Uttar Pradesh Chief Minister Adityanath calls for action plan to develop most backward villages

November 10, 2017 08:27 pm | Updated November 11, 2017 01:43 am IST - Lucknow

Yogi Adityanath File photo

Yogi Adityanath File photo

Uttar Pradesh Chief Minister Yogi Adityanath has instructed officials to prepare an action plan to ensure development in some of the most backward villages of the State.

Under the project, the government would look to provide basic facilities in villages with substantial populations of disadvantaged sections.

The villages identified under the project would be provided with the benefits of 23 schemes run by the State, covering needs such as housing, drinking water, roads, electricity, common property resources and skill development.

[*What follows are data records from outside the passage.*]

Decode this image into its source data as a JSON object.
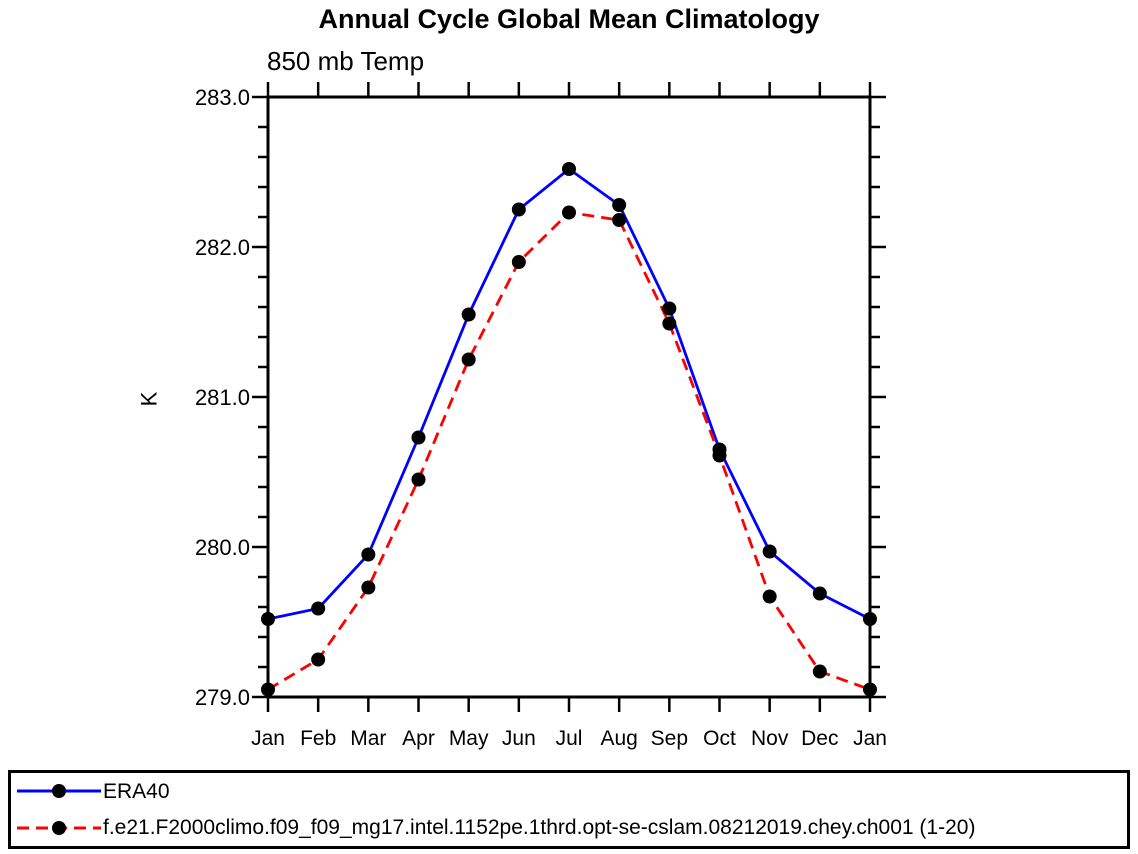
{
  "title": "Annual Cycle Global Mean Climatology",
  "subtitle": "850 mb Temp",
  "chart_data": {
    "type": "line",
    "categories": [
      "Jan",
      "Feb",
      "Mar",
      "Apr",
      "May",
      "Jun",
      "Jul",
      "Aug",
      "Sep",
      "Oct",
      "Nov",
      "Dec",
      "Jan"
    ],
    "xlabel": "",
    "ylabel": "K",
    "ylim": [
      279.0,
      283.0
    ],
    "ytick_major": 1.0,
    "ytick_minor": 0.2,
    "ytick_labels": [
      "283.0",
      "282.0",
      "281.0",
      "280.0",
      "279.0"
    ],
    "grid": false,
    "legend_position": "bottom box, full width, left-aligned entries",
    "frame": "closed box with outward ticks on all four sides",
    "marker": {
      "shape": "filled-circle",
      "color": "#000000",
      "radius": 7
    },
    "series": [
      {
        "name": "ERA40",
        "color": "#0000ff",
        "style": "solid",
        "values": [
          279.52,
          279.59,
          279.95,
          280.73,
          281.55,
          282.25,
          282.52,
          282.28,
          281.59,
          280.65,
          279.97,
          279.69,
          279.52
        ]
      },
      {
        "name": "f.e21.F2000climo.f09_f09_mg17.intel.1152pe.1thrd.opt-se-cslam.08212019.chey.ch001 (1-20)",
        "color": "#ff0000",
        "style": "dashed",
        "values": [
          279.05,
          279.25,
          279.73,
          280.45,
          281.25,
          281.9,
          282.23,
          282.18,
          281.49,
          280.61,
          279.67,
          279.17,
          279.05
        ]
      }
    ],
    "colors": {
      "axis": "#000000",
      "text": "#000000",
      "background": "#ffffff"
    }
  }
}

Across the State, 1,500 such villages have been identified for the project, a government spokesperson said.

Among the villages hand-picked for the project are five forest-dwelling or ‘Vantangiya’ villages in Gorakhpur, the CM’s constituency. As a “Diwali gift”, Mr. Adityanath had in October declared these five settlements — Tikonia numver-3, Rajhi Chilbila, Aam Bagh, Rambagh and Sarkar — as revenue villages, which opened up the scope for administrative efforts to develop the area and provide inhabitants a wider range of employment and utilisation of resources previously prohibited by the Forest Act.

Revenue villages are small administrative units with well-defined borders. The Vantangiyas were brought from Myanmar during the British period for afforestation programmes.

The government has also selected 30 villages in Maharajganj, which adjoins Gorakhpur; some villages in Bundelkhand; 76 villages in Saharanpur along the Uttarakhand border; and 80 villages in Noida.

The villages that share a border with other States or Nepal will be included in the first phase of the scheme.

The spokesperson said that in a meeting chaired by Mr. Adityanath on Thursday night, the CM instructed officials to draft a scheme for the neglected villages in levels, so that funds could be utilised better. Mr. Adityanath noted that even after many years of independence, there were still villages, tolas, hamlets and pockets of villages belonging to disadvantaged castes and sections bereft of basic living amenities in the State.

“He said that three-fourths of the population of U.P. is rural. For the holistic development of the State, priority should be to provide basic facilities for rural people,” the government spokesperson said, quoting Mr. Adityanath.